“There is no difference between living in a brothel and staying in a shelter home,” says 23-year-old Farzana, who, after escaping a brothel in Pune, found herself in a ‘shelter home’ run by an NGO for the next 2 years. “In a brothel, we have no control of the situation, we cannot predict what is to happen to us the next moment; the same goes for these shelter homes, which are worse than prisons for us,” she adds, “In prisons, we know when we will be able to get out; in a shelter home, we have no information or certainty. When asked, I am always told things are in process, and it is a court order to keep me at the shelter, and without being ‘released’ by the court, they cannot send me back home.”

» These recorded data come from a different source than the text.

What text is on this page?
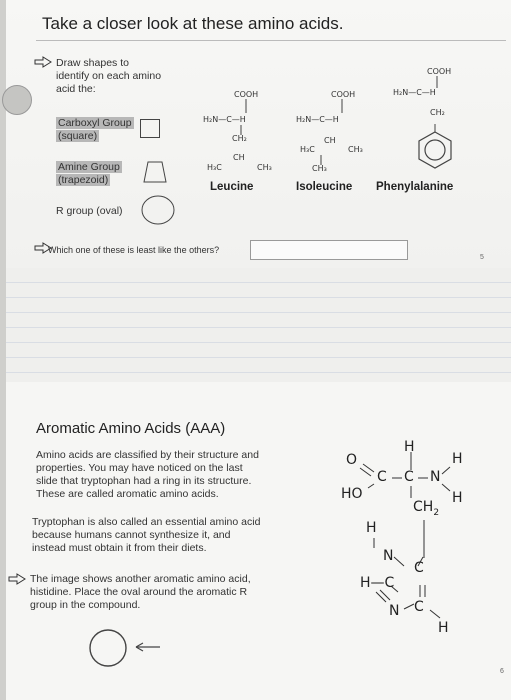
Take a closer look at these amino acids.
Draw shapes to
identify on each amino
acid the:
Carboxyl Group
(square)
Amine Group
(trapezoid)
R group (oval)
COOH
H₂N—C—H
CH₂
CH
H₃C	CH₃
Leucine
COOH
H₂N—C—H
CH
H₃C	CH₃
CH₃
Isoleucine
COOH
H₂N—C—H
CH₂
Phenylalanine
Which one of these is least like the others?
5
Aromatic Amino Acids (AAA)
Amino acids are classified by their structure and
properties. You may have noticed on the last
slide that tryptophan had a ring in its structure.
These are called aromatic amino acids.
Tryptophan is also called an essential amino acid
because humans cannot synthesize it, and
instead must obtain it from their diets.
The image shows another aromatic amino acid,
histidine. Place the oval around the aromatic R
group in the compound.
O
HO
C
H
C N
H
H
$CH_2$
H
N
C
H—C
N C
H
6
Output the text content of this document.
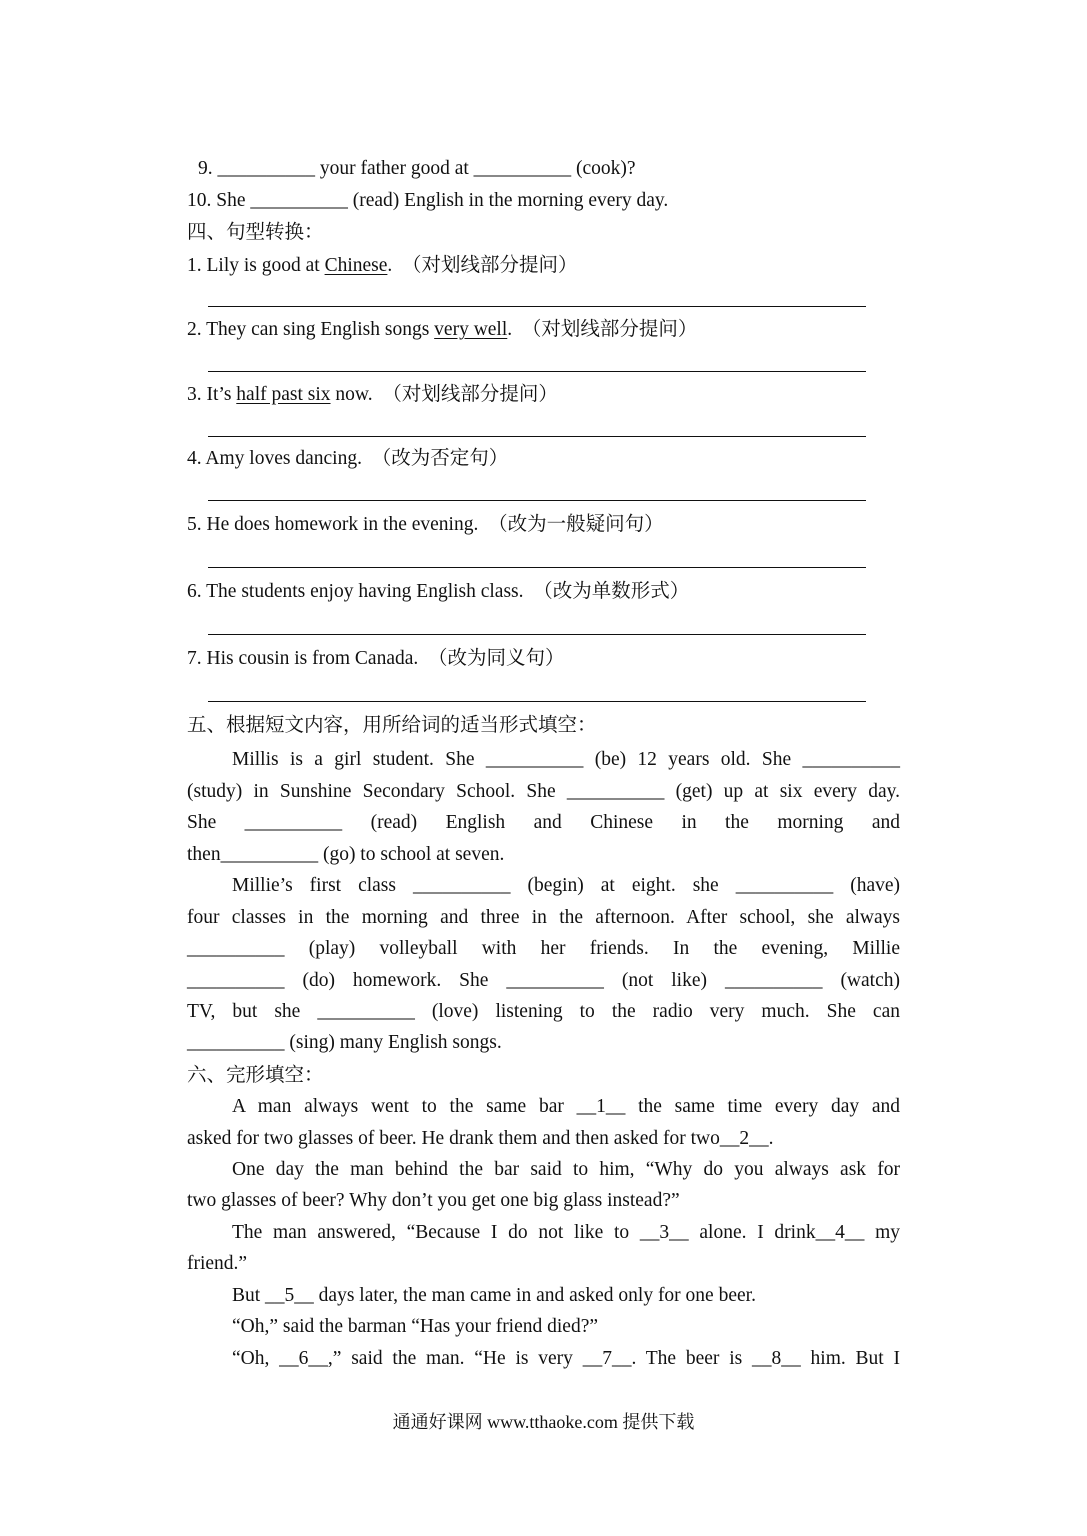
9. __________ your father good at __________ (cook)?
10. She __________ (read) English in the morning every day.
四、句型转换：
1. Lily is good at Chinese.  （对划线部分提问）
2. They can sing English songs very well.  （对划线部分提问）
3. It’s half past six now.  （对划线部分提问）
4. Amy loves dancing.  （改为否定句）
5. He does homework in the evening.  （改为一般疑问句）
6. The students enjoy having English class.  （改为单数形式）
7. His cousin is from Canada.  （改为同义句）
五、根据短文内容，用所给词的适当形式填空：
Millis is a girl student. She __________ (be) 12 years old. She __________
(study) in Sunshine Secondary School. She __________ (get) up at six every day.
She __________ (read) English and Chinese in the morning and
then__________ (go) to school at seven.
Millie’s first class __________ (begin) at eight. she __________ (have)
four classes in the morning and three in the afternoon. After school, she always
__________ (play) volleyball with her friends. In the evening, Millie
__________ (do) homework. She __________ (not like) __________ (watch)
TV, but she __________ (love) listening to the radio very much. She can
__________ (sing) many English songs.
六、完形填空：
A man always went to the same bar __1__ the same time every day and
asked for two glasses of beer. He drank them and then asked for two__2__.
One day the man behind the bar said to him, “Why do you always ask for
two glasses of beer? Why don’t you get one big glass instead?”
The man answered, “Because I do not like to __3__ alone. I drink__4__ my
friend.”
But __5__ days later, the man came in and asked only for one beer.
“Oh,” said the barman “Has your friend died?”
“Oh, __6__,” said the man. “He is very __7__. The beer is __8__ him. But I
通通好课网 www.tthaoke.com 提供下载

It is disturbing to see that brothels, shelter homes, prisons are synonymous in the minds of a survivor. The recent report about forced detention of women in a reputed shelter home in Hyderabad, and other recent reports of shelter homes in Bihar and Uttar Pradesh sexually exploiting children, raise serious doubts about the effectiveness of shelter home based rehabilitation approach for survivors of trafficking and sexual exploitation.

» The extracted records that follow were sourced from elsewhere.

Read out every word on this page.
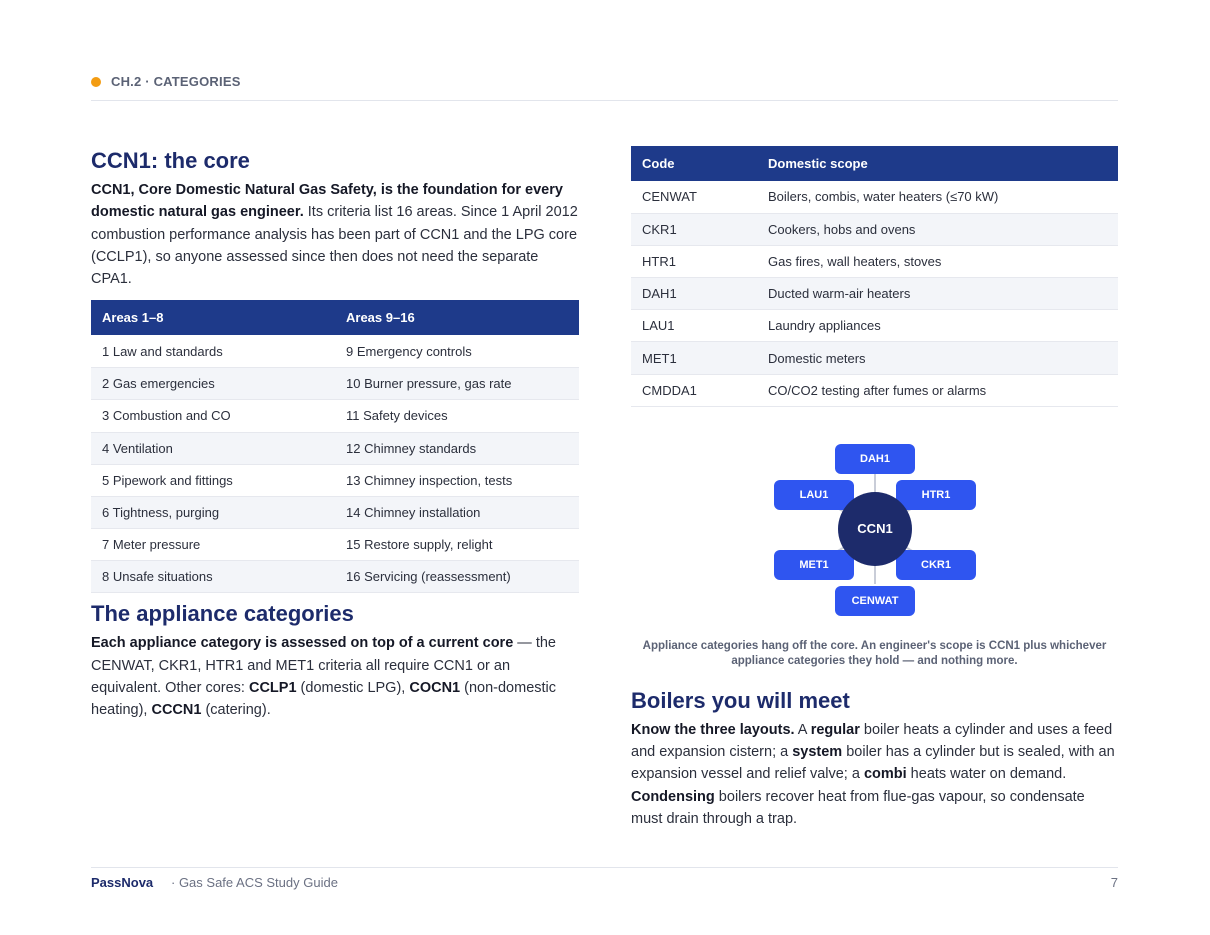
CH.2 · CATEGORIES
CCN1: the core

CCN1, Core Domestic Natural Gas Safety, is the foundation for every domestic natural gas engineer. Its criteria list 16 areas. Since 1 April 2012 combustion performance analysis has been part of CCN1 and the LPG core (CCLP1), so anyone assessed since then does not need the separate CPA1.

Areas 1–8	Areas 9–16
1 Law and standards	9 Emergency controls
2 Gas emergencies	10 Burner pressure, gas rate
3 Combustion and CO	11 Safety devices
4 Ventilation	12 Chimney standards
5 Pipework and fittings	13 Chimney inspection, tests
6 Tightness, purging	14 Chimney installation
7 Meter pressure	15 Restore supply, relight
8 Unsafe situations	16 Servicing (reassessment)
The appliance categories

Each appliance category is assessed on top of a current core — the CENWAT, CKR1, HTR1 and MET1 criteria all require CCN1 or an equivalent. Other cores: CCLP1 (domestic LPG), COCN1 (non-domestic heating), CCCN1 (catering).

Code	Domestic scope
CENWAT	Boilers, combis, water heaters (≤70 kW)
CKR1	Cookers, hobs and ovens
HTR1	Gas fires, wall heaters, stoves
DAH1	Ducted warm-air heaters
LAU1	Laundry appliances
MET1	Domestic meters
CMDDA1	CO/CO2 testing after fumes or alarms
DAH1
LAU1	HTR1
MET1	CKR1
CENWAT
CCN1

Appliance categories hang off the core. An engineer's scope is CCN1 plus whichever appliance categories they hold — and nothing more.

Boilers you will meet

Know the three layouts. A regular boiler heats a cylinder and uses a feed and expansion cistern; a system boiler has a cylinder but is sealed, with an expansion vessel and relief valve; a combi heats water on demand. Condensing boilers recover heat from flue-gas vapour, so condensate must drain through a trap.

PassNova · Gas Safe ACS Study Guide	7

While the comparison of a brothel and a shelter home may surprise many, beneath the surface, examination of the two shows stark similarities. At a seminar at Antara, a mental health institution in Bengal, while lecturing on psycho-social impact of sex trafficking on victims, an “activist” from one of the prominent anti trafficking NGO in Kolkata that runs one of the largest shelters for trafficked girls and women in the city declared, “If human trafficking is eradicated, then we would have no job left do to.”
Notwithstanding the ‘joke’ in poor taste, her observation brings to light a few striking similarities between brothels and shelter homes. Both have an economic interest that is based on survivors of trafficking, wherein there is income, and salaries are generated. The brothel or shelter itself is an asset for its owner. The existence and business of both depend on the retention and availability of victims of trafficking. Both are closed institutions where survivors are kept in control, their mobility restricted and communication with family is prohibited or controlled.
Despite the fundamental difference between the two in its intent – one uses debt bondage and servitude of girls and women to earn profit for a few, and the other aims to free people from that bondage – to a young women who has survived both, the similarities are glaring.